C’était une longue lettre par laquelle les représentans ordonnaient aux administrateurs de la Roche-Sauveur[1] de recommencer les fouilles dans la campagne, de placer des garnisaires dans toutes les paroisses qui refuseraient de livrer leurs grains ou leurs bestiaux à la république, et de livrer à la juste fureur des défenseurs de la patrie celles qui avaient pris les armes. « Faites marcher sur les cantons rebelles les troupes dont vous disposez, disait, en terminant, la dépêche ; brûlez tout ce qui se brûle, frappez tout ce qui peut être frappé, détruisez le reste, et que l’on puisse écrire sur un poteau, à l’entrée des villages révoltés : Ici il y avait un pays riche et populeux qui méconnut les volontés souveraines de la nation, et la nation en a fait un désert ! »

La lecture de cette lettre avait été plusieurs fois interrompue par les imprécations des royalistes ; mais, lorsqu’elle fut achevée, il n’y eut qu’un cri d’indignation et de rage.

— Qu’ils viennent les patauds, s’écrièrent toutes les voix ensemble, nous avons de la poudre et des balles dans les paroisses ; qu’ils viennent, nous les recevrons !

— Soyez donc calmes, mes agneaux, dit le Vendéen en ricanant, ils viendront assez tôt. Maintenant qu’il ne reste plus dans notre pays que des maisons brûlées, des champs en friche et des puits qui puent la mort, il faut bien que les bleus arrivent ici : chacun son tour. Vous verrez bientôt les grenadiers de Mayence porter les oreilles de vos femmes en chapelets et les têtes de vos enfans au bout de leurs baïonnettes. Tous ceux que vous ne tuerez pas tueront quelqu’un des vôtres, d’abord parce que, quand un bleu et un blanc se rencontrent, voyez-vous, c’est comme le loup et le chien, il faut qu’il y en ait un d’étranglé !

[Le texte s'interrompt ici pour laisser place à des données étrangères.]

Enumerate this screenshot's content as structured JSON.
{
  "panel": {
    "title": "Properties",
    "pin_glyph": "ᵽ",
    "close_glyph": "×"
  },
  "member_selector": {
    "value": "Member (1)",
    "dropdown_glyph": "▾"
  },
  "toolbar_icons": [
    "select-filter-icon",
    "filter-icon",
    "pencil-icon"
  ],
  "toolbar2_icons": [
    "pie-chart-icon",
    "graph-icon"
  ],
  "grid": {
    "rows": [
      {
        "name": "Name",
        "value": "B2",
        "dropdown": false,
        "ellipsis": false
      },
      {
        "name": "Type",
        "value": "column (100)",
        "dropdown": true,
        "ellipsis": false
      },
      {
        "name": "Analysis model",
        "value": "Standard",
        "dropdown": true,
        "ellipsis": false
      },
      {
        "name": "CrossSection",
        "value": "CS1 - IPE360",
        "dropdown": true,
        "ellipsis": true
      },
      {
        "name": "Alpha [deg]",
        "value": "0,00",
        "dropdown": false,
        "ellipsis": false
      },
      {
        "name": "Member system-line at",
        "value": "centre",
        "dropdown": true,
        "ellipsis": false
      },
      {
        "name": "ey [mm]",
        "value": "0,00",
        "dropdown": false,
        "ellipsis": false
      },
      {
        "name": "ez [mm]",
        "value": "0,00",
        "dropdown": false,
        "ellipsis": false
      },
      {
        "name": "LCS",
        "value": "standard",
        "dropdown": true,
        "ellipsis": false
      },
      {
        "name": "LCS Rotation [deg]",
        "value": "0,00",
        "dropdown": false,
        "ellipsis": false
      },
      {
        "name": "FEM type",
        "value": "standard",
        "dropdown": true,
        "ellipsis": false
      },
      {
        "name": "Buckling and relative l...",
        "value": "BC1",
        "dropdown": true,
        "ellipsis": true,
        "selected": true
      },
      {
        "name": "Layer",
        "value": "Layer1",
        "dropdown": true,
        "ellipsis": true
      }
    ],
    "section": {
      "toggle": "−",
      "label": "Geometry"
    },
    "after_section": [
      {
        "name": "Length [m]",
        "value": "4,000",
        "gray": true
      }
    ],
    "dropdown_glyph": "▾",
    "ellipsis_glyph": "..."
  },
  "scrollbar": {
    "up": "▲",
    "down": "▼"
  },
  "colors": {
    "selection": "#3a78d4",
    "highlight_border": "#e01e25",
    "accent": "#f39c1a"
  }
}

— Eh bien ! nous les étranglerons, s’écrièrent les Bretons.

— À la bonne heure ; vous pouvez même commencer dès aujourd’hui.

Tous les yeux se tournèrent du côté d’Ivon.

— Au fait, dit un paysan, c’est lui qui portait l’ordre de nous faire égorger tous.

  1. Depuis le meurtre du citoyen Sauveur à la Roche-Bernard, les républicains appelaient cette ville la Roche-Sauveur. — voyez la livraison du 1er  juillet 1838, page 12.